* How to make git diff-* ignore some patterns?
@ 2009-11-21 16:40 Dirk Süsserott
2009-11-21 17:31 ` Michael J Gruber
2009-11-21 18:07 ` Björn Steinbrink
0 siblings, 2 replies; 4+ messages in thread
From: Dirk Süsserott @ 2009-11-21 16:40 UTC (permalink / raw)
To: Git Mailing List
Hi list,
is there a way to tell "git diff-index" to ignore some special patterns,
such that /^-- Dump completed on .*$/ is NOT recognized as a difference
and "git diff-index" returns 0 if that's the only difference?
-- Dirk
<Background>
I have a mySQL database which I backup daily using mysqldump (cronjob).
The result is a text file (*.sql) with all the "create" and "insert"
statements and some metadata.
I used to use tar and gzip to backup these files and got a huge
collection of backups in the last tree years (500+ MB).
Then I switched to Git and recorded only the diffs between day X and day
X-1. My repository shrunk to 16 MB for the very same data, which was great!

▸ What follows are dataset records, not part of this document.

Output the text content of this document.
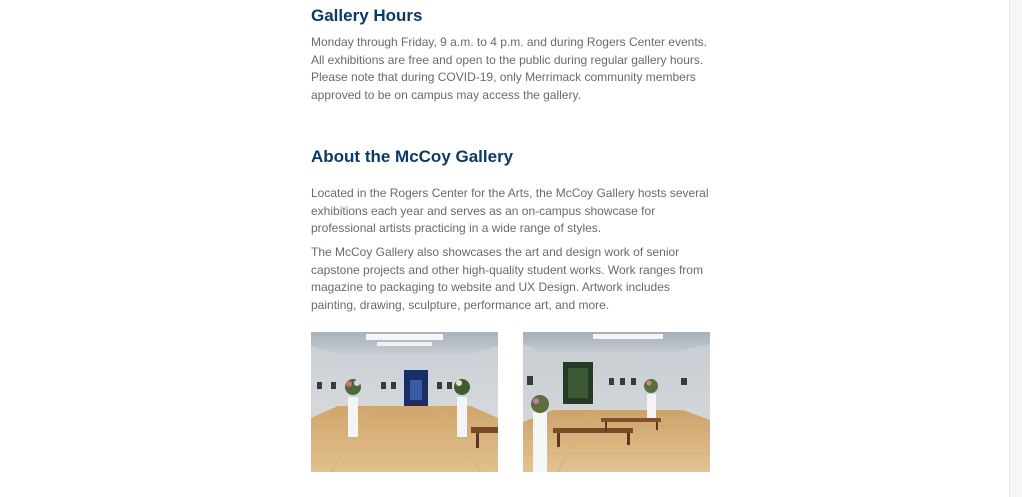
Gallery Hours

Monday through Friday, 9 a.m. to 4 p.m. and during Rogers Center events. All exhibitions are free and open to the public during regular gallery hours. Please note that during COVID-19, only Merrimack community members approved to be on campus may access the gallery.

About the McCoy Gallery

Located in the Rogers Center for the Arts, the McCoy Gallery hosts several exhibitions each year and serves as an on-campus showcase for professional artists practicing in a wide range of styles.

The McCoy Gallery also showcases the art and design work of senior capstone projects and other high-quality student works. Work ranges from magazine to packaging to website and UX Design. Artwork includes painting, drawing, sculpture, performance art, and more.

My database doesn't change every day, but I backup it anway and store
the backup files with Git and a cronjob. It does:
---------------
mysqldump ... -r <backupfile> # that's the output file ;-)
git add <backupfile>
if ! git diff-index --quiet HEAD --; then
git commit -m "Backup of <database> at <timestamp>"
fi
---------------
This way, a new commit is only done when the backupfile has changed. So
far, so perfect.
A few days ago my web hoster (where the database actually resides)
changed the mySQL version.
mysqldump now writes "-- Dump completed on <timestamp>" to the file and
Git correctly recognizes this as a change and my script creates a new
commit. Every day, even if only that line has changed.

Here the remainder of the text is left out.